Irish Land and Labour Association - Middle-class Hostility

Middle-class Hostility

However where initial success such as the election of five of the Association's Central Council to County Councils, it was nullified by the continued domination of farmers and landowners in the local authorities. Where the Land and Labour Association clashed with middle-class interests, it was excluded from all effective political action, which even led to the exclusion of the labourers from United Irish League meetings. The belief of J.F.X. O'Brien and others was that there should be no separate labour organisation alongside the UIL, which attempted to tactfully bring the Association and its followers under its wing. John Redmond's sedulous refusal to consider direct Parliamentary representation for the Land and Labour Association was but an instance of the middle-class obsession with maintaining its hold over national politics.
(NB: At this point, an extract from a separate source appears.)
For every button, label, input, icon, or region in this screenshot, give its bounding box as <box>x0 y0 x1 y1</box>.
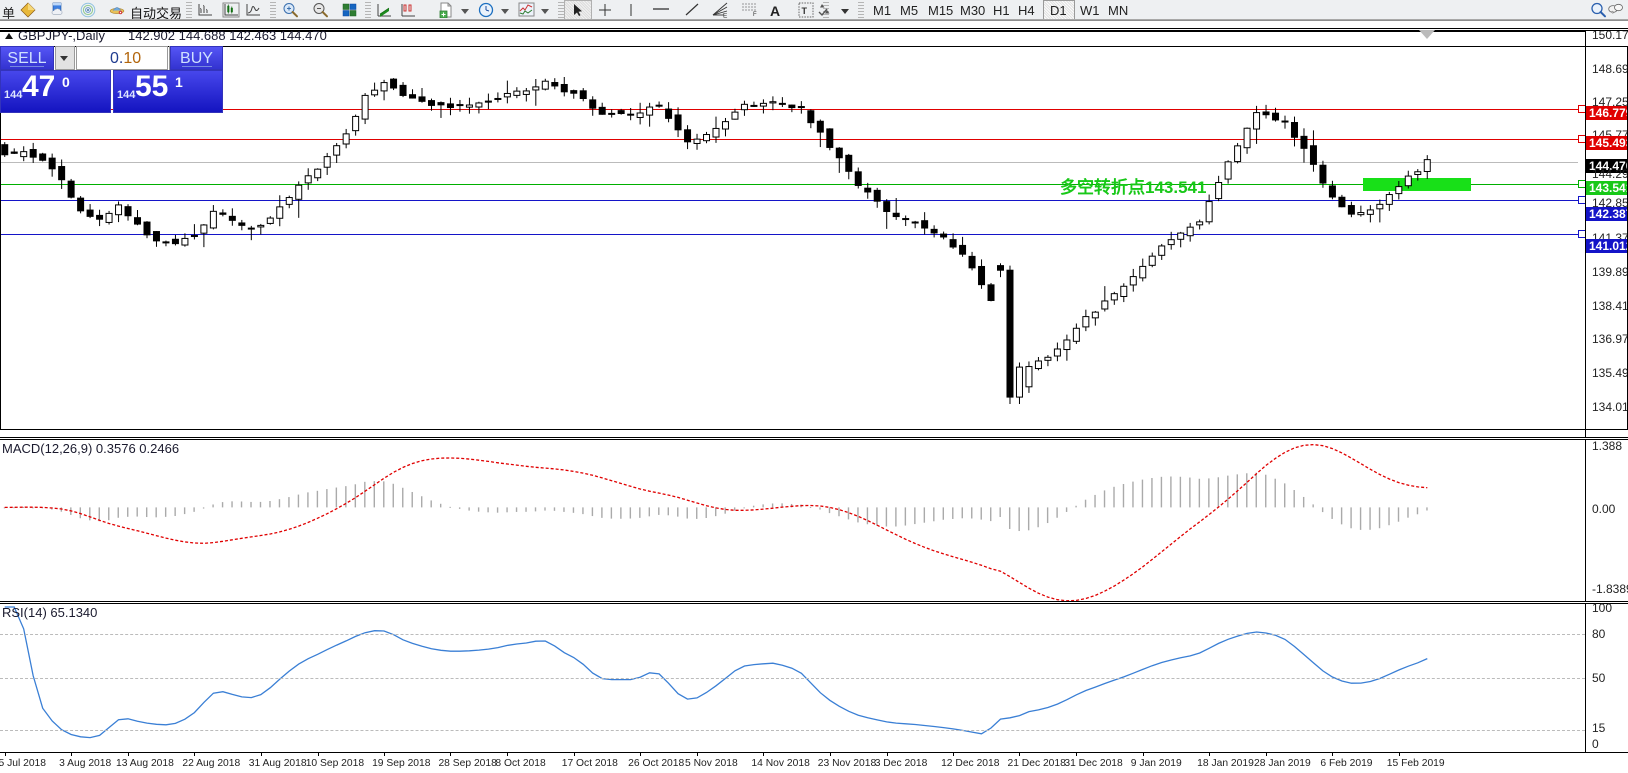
svg-text:F: F <box>753 12 757 17</box>
svg-text:E: E <box>723 13 728 19</box>
svg-text:T: T <box>802 6 808 16</box>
The desire to keep the labouring class in tow prompted the United Irish League to eventually give the Land and Labour Association entry to national councils in 1900. The failure of the UIL and the Irish Party to either refer to the labourers in their deliberations or to do anything for them at Westminster indicated the Associations intended subservient position. It took the Mid-Cork by-election of 1901 to show that the understanding between the UIL and the ILLA was paper-thin. When it became clear that the ILLA candidate, D. D. Sheehan, was going to make an impact, he was accused of being an "anti-Healyite" and that his first allegiance was to the labourers rather than to the party, expressed the class bias of the Irish Party against the workers.